Al-Ghazali selanjutnya berargumen bahwa pilar fundamental dalam keimanan sesungguhnya hanya tiga: iman kepada keesaan Allah, kepada Muhammad sebagai Rasulullah, dan kepada datangnya hari kiamat. Baginya, seseorang baru bisa disebut kafir kalau tidak percaya kepada ketiga hal pokok tersebut. Sedangkan di luar wilayah fundamental tersebut adalah soal-soal sekunder, sekadar cabang-cabang agama (furu’), yang apabila seorang muslim menyangkalnya sekalipun tidak menjadikannya kafir.
Al-Ghazali di sini sebenarnya hendak mengatakan bahwa hampir semua
pertikaian pendapat dalam soal-soal teologi antara kaum mu’tazilah yang
rasionalis versus ahlul hadits yang tesktualis, atau antara kaum Sunni
dan Syi’ah, adalah pertikaian soal-soal sekunder yang masih dalam
koridor keIslaman. Dengan kata lain, pertikaian pendapat tersebut tidak
menjadikan mereka sesat. Kalau dalam soal teologi saja begitu jembar
ranah toleransinya, apalagi dalam soal syari’ah dan fiqh.
Pandangan Al-Ghazali ini menarik karena ia membalikkan nada murung
ramalan Nabi dalam hadits di atas menjadi lebih rileks dan cerah.
Keragaman aliran Islam diterima sebagai rahmat, bukan kutukan. Selama
mereka masih percaya pada tiga pilar iman di atas, maka silang pendapat
di antara mereka tidak akan menjerumuskannya ke dalam kekafiran.

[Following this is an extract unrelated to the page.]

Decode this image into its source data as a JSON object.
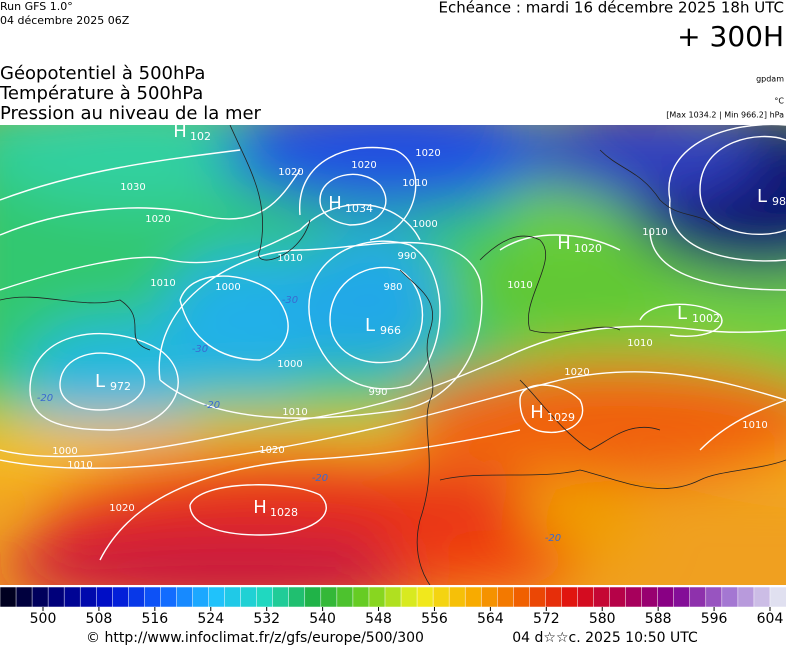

Spirit toleransi yang disuarakan Al-Ghazali ini tampaknya diamini dan
bahkan diperluas oleh Muhammad Abduh yang menulis bahwa: “apabila seorang muslim menyatakan satu
pendapat yang kalau dilihat dari seratus sisi tampak kufur, tapi ada
satu sisi saja yang terlihat masih dalam iman, maka orang tersebut tidak
bisa dicap sebagai kafir.”
Jadi ternyata, dalam soal-soal keislaman, menjadi sesat itu tidak gampang.